С этими странными словами Розмари встала, помахала своей подруге тонкой рукой в кожаной перчатке и, поспешив по тропинке в сторону, противоположную порту, вскоре скрылась за поворотом.

Ей ничего не оставалось, как торопливым шагом направиться к парому, перебирая в уме их разговор с Розмари, предупреждения и особенно последние слова подруги. Стоя на палубе, погружённая в раздумья, она не заметила пристального взгляда Джона Болла, который наблюдал за ней всё это время…

Глава пятая

Неожиданное открытие (встреча на кладбище)

Слова Розмари о последнем приюте на острове не выходили у неё из головы. Но придумать им логичного объяснения не получалось. Встреча с подругой тоже всё откладывалась: приближались праздники, и дел было много. Да и погода не располагала к морским прогулкам: начинались затяжные зимние шторма, поэтому паром ходил реже обычного.

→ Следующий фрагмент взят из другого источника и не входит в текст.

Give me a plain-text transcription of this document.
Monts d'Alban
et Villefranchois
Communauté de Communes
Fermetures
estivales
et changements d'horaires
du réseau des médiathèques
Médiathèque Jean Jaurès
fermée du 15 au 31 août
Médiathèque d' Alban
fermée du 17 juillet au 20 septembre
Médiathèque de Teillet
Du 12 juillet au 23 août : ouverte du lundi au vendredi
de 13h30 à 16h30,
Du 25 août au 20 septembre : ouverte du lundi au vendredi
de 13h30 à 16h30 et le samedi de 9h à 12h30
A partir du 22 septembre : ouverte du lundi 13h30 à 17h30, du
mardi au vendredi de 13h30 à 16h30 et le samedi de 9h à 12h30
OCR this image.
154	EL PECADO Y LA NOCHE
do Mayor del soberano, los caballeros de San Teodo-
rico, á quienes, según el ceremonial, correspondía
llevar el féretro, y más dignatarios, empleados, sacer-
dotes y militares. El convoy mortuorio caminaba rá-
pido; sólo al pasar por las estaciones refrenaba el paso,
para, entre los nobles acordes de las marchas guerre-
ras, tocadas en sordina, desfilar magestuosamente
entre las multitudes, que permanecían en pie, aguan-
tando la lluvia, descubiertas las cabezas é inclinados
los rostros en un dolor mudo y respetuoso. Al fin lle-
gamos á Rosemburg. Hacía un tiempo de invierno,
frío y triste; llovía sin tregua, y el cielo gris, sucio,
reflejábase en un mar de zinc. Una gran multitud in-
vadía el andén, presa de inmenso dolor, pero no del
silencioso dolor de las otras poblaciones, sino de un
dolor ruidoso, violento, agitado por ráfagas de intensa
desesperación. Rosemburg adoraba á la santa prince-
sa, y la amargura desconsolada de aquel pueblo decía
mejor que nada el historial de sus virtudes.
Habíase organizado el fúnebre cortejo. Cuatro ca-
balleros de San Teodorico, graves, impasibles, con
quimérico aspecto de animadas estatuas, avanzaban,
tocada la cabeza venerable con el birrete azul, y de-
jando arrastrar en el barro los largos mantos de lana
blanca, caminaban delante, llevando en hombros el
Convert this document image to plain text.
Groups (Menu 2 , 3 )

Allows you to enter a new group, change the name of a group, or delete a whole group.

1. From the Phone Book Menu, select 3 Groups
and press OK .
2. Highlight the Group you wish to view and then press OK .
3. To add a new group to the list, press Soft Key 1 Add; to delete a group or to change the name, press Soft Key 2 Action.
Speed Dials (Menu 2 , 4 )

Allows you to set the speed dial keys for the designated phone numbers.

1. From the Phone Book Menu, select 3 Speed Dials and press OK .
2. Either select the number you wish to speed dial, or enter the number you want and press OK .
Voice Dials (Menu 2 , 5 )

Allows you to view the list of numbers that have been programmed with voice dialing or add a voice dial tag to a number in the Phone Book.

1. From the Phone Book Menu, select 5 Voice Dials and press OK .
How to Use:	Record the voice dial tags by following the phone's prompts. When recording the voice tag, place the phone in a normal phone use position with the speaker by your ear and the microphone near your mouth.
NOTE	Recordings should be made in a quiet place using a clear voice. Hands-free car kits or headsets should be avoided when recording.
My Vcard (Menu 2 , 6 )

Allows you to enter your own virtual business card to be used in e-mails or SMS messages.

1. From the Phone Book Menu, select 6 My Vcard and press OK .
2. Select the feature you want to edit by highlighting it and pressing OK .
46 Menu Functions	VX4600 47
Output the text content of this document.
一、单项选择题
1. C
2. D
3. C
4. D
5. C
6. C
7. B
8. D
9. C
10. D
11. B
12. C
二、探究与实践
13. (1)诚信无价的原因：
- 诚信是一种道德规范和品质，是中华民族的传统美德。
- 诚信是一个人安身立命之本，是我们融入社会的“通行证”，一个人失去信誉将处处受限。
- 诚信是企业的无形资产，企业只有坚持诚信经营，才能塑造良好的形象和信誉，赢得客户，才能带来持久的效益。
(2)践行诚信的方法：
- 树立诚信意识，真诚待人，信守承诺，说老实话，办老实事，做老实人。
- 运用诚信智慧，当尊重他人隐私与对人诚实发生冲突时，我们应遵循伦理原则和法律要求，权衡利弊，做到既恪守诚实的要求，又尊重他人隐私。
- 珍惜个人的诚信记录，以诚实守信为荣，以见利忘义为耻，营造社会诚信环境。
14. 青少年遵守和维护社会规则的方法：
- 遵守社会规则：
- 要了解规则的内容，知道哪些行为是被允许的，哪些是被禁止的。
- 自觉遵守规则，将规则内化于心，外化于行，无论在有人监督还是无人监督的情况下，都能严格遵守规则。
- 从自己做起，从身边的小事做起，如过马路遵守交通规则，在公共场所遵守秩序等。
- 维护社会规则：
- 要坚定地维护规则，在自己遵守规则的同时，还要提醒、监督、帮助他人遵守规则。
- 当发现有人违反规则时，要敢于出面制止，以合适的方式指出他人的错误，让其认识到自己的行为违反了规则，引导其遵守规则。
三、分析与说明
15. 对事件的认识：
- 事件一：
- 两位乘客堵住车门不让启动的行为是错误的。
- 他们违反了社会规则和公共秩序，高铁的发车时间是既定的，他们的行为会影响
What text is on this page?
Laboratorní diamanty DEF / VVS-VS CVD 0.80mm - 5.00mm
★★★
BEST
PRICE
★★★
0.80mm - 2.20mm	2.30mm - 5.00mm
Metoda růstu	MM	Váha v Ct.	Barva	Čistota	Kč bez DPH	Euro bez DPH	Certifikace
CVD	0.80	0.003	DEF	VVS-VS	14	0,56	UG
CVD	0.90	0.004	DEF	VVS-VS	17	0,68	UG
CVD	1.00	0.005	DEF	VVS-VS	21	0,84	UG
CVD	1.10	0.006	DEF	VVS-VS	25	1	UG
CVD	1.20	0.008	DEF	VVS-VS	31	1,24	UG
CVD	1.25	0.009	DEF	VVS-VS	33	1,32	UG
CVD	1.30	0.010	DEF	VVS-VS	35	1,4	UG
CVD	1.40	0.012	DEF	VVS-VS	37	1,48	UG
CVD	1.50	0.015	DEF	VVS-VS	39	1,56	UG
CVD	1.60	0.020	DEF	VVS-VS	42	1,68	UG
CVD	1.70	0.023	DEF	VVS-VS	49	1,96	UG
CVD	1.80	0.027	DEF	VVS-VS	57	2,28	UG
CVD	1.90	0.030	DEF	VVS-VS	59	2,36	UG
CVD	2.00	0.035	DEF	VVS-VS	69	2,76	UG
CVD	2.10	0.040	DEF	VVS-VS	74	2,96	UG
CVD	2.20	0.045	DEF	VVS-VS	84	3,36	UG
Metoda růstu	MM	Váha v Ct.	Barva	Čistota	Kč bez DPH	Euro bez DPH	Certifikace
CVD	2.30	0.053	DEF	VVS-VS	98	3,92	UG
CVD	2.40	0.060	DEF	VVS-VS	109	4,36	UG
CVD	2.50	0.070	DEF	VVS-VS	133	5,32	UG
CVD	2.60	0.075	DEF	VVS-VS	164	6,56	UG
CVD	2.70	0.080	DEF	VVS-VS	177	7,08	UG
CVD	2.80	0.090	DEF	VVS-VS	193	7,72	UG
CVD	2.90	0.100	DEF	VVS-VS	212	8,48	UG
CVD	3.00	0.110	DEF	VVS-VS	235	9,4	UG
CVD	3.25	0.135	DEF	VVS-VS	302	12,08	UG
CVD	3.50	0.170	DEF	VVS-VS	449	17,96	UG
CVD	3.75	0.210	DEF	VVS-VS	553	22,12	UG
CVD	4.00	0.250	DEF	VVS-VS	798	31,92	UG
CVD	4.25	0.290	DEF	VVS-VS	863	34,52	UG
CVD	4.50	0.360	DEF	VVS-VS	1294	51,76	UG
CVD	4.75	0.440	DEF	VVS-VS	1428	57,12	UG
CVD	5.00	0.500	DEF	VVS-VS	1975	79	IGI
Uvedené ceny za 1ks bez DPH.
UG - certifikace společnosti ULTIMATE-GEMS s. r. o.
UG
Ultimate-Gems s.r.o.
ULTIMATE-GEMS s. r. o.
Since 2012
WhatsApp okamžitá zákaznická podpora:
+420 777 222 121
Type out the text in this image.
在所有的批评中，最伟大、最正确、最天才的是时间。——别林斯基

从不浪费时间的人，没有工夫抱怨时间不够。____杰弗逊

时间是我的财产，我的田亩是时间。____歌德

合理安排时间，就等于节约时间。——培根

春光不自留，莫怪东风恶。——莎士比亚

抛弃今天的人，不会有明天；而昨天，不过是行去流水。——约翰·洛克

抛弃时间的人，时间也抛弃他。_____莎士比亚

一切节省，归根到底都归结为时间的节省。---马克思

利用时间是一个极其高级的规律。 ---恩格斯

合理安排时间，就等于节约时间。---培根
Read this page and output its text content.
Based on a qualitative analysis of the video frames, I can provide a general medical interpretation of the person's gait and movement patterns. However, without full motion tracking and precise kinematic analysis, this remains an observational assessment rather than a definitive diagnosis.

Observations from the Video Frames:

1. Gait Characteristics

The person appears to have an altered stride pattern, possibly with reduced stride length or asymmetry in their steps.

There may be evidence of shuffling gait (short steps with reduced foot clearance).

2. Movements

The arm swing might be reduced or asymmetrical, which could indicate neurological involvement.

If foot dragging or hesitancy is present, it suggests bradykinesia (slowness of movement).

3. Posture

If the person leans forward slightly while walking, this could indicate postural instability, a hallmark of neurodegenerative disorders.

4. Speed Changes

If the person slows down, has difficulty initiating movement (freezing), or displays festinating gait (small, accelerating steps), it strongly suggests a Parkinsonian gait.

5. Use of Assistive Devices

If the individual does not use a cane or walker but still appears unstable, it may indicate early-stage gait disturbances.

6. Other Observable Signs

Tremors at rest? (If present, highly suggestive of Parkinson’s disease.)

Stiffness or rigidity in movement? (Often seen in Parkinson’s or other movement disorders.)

Однажды, сразу после завтрака, когда муж лёг спать, она отправилась в церковь, чтобы помочь старому Мэтью с подготовкой к Рождественской службе. В корзинке лежали ветки падуба с яркими ягодами, сухие цветы бессмертника, последние астры из её садика.

В церкви было пусто, только одинокая свеча мерцала в полумраке. Быстро прочитав молитву, она через боковой проход вышла в примыкающий двор и приблизилась к калитке кладбища. Утренний туман ещё не рассеялся, и могилы тонули в лёгкой дымке, что придавало окружающей обстановке мистический вид. Она шла медленно, вглядываясь в надписи на надгробиях, шёпотом произнося имена, среди которых не было ни одного знакомого.

В дальней части кладбища она заметила несколько необычных одинаковых надгробий, вытесанных из местного гранита. Это были высокие строгие обелиски восьмиугольной формы, чем-то напоминающие башню маяка. Она решила рассмотреть их поближе: на каждом значилось мужское имя и была надпись на латыни: «custos lucis».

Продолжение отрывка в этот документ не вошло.